Our Founders' Warning: “Every government degenerates when trusted to the rulers of the people alone. The people themselves are its only safe depositories.” (Thomas Jefferson)

Why Not Let the IQA Pass Legislation Directly?

Letting the Random Sample Members of IQA Pass Legislation Directly:

It can be argued (Callenbach and Phillips) that the Amendment could allow the IQA pass legislation directly, without going to vote by nationwide Electorate. Some advantages and major reservations are:

  1. Well informed Assembly Members would make such laws rather than a less informed Electorate.
  2. Similar methods could be used for State and local government.
  3. The problem of overburdening the Electorate is avoided, so the Assembly could pass more laws than in the planned Solution.
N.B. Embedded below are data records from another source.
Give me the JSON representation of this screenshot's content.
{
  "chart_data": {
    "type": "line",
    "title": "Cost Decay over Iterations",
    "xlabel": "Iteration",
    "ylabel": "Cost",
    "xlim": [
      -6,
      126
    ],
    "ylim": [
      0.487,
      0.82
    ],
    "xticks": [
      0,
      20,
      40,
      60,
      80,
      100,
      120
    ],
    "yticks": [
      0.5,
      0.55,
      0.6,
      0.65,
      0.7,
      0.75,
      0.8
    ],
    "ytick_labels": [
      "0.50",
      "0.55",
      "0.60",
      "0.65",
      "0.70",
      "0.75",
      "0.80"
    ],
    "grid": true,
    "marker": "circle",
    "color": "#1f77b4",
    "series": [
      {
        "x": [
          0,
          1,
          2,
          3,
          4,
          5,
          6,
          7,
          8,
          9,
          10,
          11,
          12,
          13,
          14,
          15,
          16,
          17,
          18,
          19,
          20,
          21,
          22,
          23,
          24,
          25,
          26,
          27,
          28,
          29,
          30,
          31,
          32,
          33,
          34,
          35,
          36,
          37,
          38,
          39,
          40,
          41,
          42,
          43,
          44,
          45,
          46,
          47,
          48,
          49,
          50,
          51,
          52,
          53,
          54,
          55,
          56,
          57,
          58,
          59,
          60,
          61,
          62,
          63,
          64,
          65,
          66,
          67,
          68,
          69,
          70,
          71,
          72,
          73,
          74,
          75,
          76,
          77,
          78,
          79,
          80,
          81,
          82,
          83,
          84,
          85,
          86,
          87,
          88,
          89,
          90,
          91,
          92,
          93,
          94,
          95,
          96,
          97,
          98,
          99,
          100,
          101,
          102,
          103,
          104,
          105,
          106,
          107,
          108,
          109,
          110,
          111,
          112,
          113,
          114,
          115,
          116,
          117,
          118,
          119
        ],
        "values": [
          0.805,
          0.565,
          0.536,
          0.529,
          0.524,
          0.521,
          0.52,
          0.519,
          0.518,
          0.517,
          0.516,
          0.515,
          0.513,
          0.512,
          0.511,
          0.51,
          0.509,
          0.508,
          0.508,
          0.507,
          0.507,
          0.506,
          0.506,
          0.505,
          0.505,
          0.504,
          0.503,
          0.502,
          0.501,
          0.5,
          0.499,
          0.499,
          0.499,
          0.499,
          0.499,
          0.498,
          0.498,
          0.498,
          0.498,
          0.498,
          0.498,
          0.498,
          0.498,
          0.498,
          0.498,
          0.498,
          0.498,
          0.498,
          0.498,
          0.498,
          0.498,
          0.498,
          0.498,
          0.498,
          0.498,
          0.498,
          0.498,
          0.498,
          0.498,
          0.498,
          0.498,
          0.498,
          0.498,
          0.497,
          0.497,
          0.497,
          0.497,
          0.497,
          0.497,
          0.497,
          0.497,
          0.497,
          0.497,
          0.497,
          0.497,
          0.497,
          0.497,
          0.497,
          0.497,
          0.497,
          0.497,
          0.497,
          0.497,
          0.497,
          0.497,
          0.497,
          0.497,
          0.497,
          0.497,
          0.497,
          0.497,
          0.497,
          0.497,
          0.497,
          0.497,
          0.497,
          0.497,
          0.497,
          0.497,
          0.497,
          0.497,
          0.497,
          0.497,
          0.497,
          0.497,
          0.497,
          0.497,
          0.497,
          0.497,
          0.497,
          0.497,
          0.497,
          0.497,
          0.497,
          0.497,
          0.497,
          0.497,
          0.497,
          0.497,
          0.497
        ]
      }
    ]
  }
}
There are several reservations to taking such a large step:

  1. It is less consistent with the constitutional framework, where the ultimate authority and source of power to make legitimate decisions is the People, not a random sample of the People—which is not mentioned in the Constitution.
  2. A random sample is small enough that it is possible a few charismatic activists might be able to control the IQA for long enough to approve an unwise Initiative. The People can correct such error by voting against the Initiative. (Of course, the People may occasionally be similarly influenced. But, if the People make the mistake, it is their right.)
  3. The Constitution’s Guaranty Clause states that: “The United States shall guarantee to every state in this Union a republican form of government”. While adoption of an Initiative by the People is arguably within their purview as the ultimate authority under the Constitution, such a claim is harder to argue for a random sample of the People.
  4. The adoption of an Initiative by the IQA followed by a vote by the nationwide Electorate provides an effective check and balance that is entirely consistent with the Constitution.
  5. When the nationwide electorate passes an Initiative, it psychologically and morally binds the entire Electorate to make their decision work, whereas passage by the IQA has less psychological and moral force and cannot expect the same public commitment.
  6. The IQA members are not as qualified as professional congresspersons to formulate the mass of complex legislation needed to run the country. However, they are far better qualified to ensure that the People’s interests are properly protected by means of the relatively small amount of initiative legislation that nationwide voters can assimilate.
  7. Both U.S. citizen groups and U.S. organizations generate the initiatives. They will vary greatly in scope and quality. Many will be quickly eliminated from further consideration while others will be of professional quality and importance equal to any produced by government. The IQA will obtain whatever information and advice it deems necessary and will advance those in the best interests of the People.
  8. It is an even larger step than the Planned Solution, and would be even harder to achieve.

Consequently, this planned Solution limits the IQA to managing selection of the Initiatives, making recommendations to Congress using Indirect Initiatives, using Advisory Initiatives for information, but requiring that the People make the decision to approve a Direct Initiative or not.